Here we're giving it a name (redis1) and exposing port 6379 (the Redis default)

docker run -d -p 6379:6379 --name redis1 redis

Check it's running with

docker ps

And view the log output with

docker logs redis1

Run the Redis CLI in the container

We're going to start a new interactive session (-it) inside the running container, and use it to run redis-cli. We could run it directly, but for now, let's just start a shell with sh:

docker exec -it redis1 sh

And now we're attached to our container. Let's run redis-cli:

# redis-cli

Try out some basic Redis commands

If we send a "ping", should get "PONG" back:

127.0.0.1:6379> ping
PONG

Try out some more commands (set a key and increment a counter)

127.0.0.1:6379> set name mark
OK
127.0.0.1:6379> get name
"mark"
127.0.0.1:6379> incr counter
(integer) 1
127.0.0.1:6379> incr counter
(integer) 2
127.0.0.1:6379> get counter
"2"

And when we're done exit out of redis-cli and sh:

127.0.0.1:6379> exit
# exit

Connect from another linked container

Now let's start another container, called client1. We'll base it off the redis image but we're only using it to run the redis-cli so we'll just ask it to run sh in interactive mode -it. This means it won't be running Redis itself.

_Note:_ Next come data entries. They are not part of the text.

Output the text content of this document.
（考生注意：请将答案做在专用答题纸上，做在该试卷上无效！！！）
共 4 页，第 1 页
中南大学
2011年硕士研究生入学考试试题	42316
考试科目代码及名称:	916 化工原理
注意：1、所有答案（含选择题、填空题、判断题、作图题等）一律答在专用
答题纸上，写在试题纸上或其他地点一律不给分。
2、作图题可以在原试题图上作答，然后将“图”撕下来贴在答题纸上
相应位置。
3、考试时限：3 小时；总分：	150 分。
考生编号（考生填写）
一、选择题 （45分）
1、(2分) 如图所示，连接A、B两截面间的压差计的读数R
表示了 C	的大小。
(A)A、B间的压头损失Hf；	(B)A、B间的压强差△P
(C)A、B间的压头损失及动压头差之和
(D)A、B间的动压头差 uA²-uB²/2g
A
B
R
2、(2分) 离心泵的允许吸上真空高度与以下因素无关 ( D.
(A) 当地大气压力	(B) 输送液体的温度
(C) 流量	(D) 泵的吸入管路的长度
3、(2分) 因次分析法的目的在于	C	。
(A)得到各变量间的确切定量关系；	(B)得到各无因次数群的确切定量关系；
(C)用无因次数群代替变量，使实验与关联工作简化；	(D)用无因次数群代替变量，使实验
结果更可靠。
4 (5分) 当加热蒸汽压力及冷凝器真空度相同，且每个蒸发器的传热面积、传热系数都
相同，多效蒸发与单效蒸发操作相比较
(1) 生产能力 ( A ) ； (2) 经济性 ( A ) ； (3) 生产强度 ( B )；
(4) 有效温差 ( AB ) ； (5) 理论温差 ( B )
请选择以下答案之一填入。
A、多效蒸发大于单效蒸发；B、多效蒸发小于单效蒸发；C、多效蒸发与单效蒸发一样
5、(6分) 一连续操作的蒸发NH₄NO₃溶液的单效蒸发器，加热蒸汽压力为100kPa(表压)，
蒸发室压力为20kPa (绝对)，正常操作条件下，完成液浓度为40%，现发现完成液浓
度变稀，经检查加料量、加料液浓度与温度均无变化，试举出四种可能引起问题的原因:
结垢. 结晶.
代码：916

We specify --rm so it will delete itself after the shell exits.

We link it to the redis1 container (which is still running), and it will be referred to from within this container simply as redis.

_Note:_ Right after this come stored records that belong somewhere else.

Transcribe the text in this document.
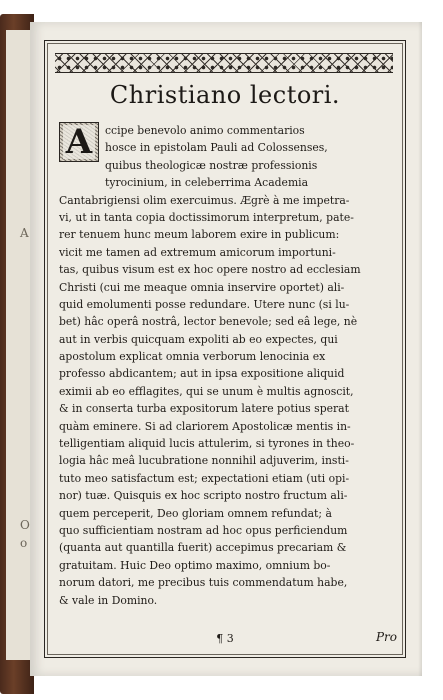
A
O
o
Christiano lectori.
A	ccipe benevolo animo commentarios
hosce in epistolam Pauli ad Colossenses,
quibus theologicæ nostræ professionis
tyrocinium, in celeberrima Academia
Cantabrigiensi olim exercuimus. Ægrè à me impetra-
vi, ut in tanta copia doctissimorum interpretum, pate-
rer tenuem hunc meum laborem exire in publicum:
vicit me tamen ad extremum amicorum importuni-
tas, quibus visum est ex hoc opere nostro ad ecclesiam
Christi (cui me meaque omnia inservire oportet) ali-
quid emolumenti posse redundare. Utere nunc (si lu-
bet) hâc operâ nostrâ, lector benevole; sed eâ lege, nè
aut in verbis quicquam expoliti ab eo expectes, qui
apostolum explicat omnia verborum lenocinia ex
professo abdicantem; aut in ipsa expositione aliquid
eximii ab eo efflagites, qui se unum è multis agnoscit,
& in conserta turba expositorum latere potius sperat
quàm eminere. Si ad clariorem Apostolicæ mentis in-
telligentiam aliquid lucis attulerim, si tyrones in theo-
logia hâc meâ lucubratione nonnihil adjuverim, insti-
tuto meo satisfactum est; expectationi etiam (uti opi-
nor) tuæ. Quisquis ex hoc scripto nostro fructum ali-
quem perceperit, Deo gloriam omnem refundat; à
quo sufficientiam nostram ad hoc opus perficiendum
(quanta aut quantilla fuerit) accepimus precariam &
gratuitam. Huic Deo optimo maximo, omnium bo-
norum datori, me precibus tuis commendatum habe,
& vale in Domino.
¶ 3	Pro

docker run -it --rm --link redis1:redis --name client1 redis sh

Now in this container let's start redis-cli and connect to redis1 which has the name redis:

# redis-cli -h redis
redis:6379>

And now let's issue some commands. Since we didn't stop the original redis1 container, the keys we created earlier should still be there:

redis:6379> get name
"mark"
redis:6379> get counter
"2"

And now exit out of redis-cli and sh:

redis:6379> exit
# exit

This has actually caused our client1 container to delete itself. So even if we ask to see all containers including stopped ones with:

docker ps -a

We should only see our single Docker container.

Clean up

Let's stop the redis1 container and then delete it.

docker stop redis1
docker rm redis1

We have also downloaded the redis image, which we will see in the list

docker image ls

It's only 83MB, so we may want to keep it for next time we want to run a Redis container, but if we're sure we don't need it anymore, we can remove the image to free up disk space and get us back to exactly where we started before:

docker image rm redis

Summary

As you can see, with just a few basic Docker commands we could run Redis in a container, and even connect to it from another container.

Next up, I'll show you how we can do the same with PostgreSQL, which will give us the opportunity to explore Docker volumes.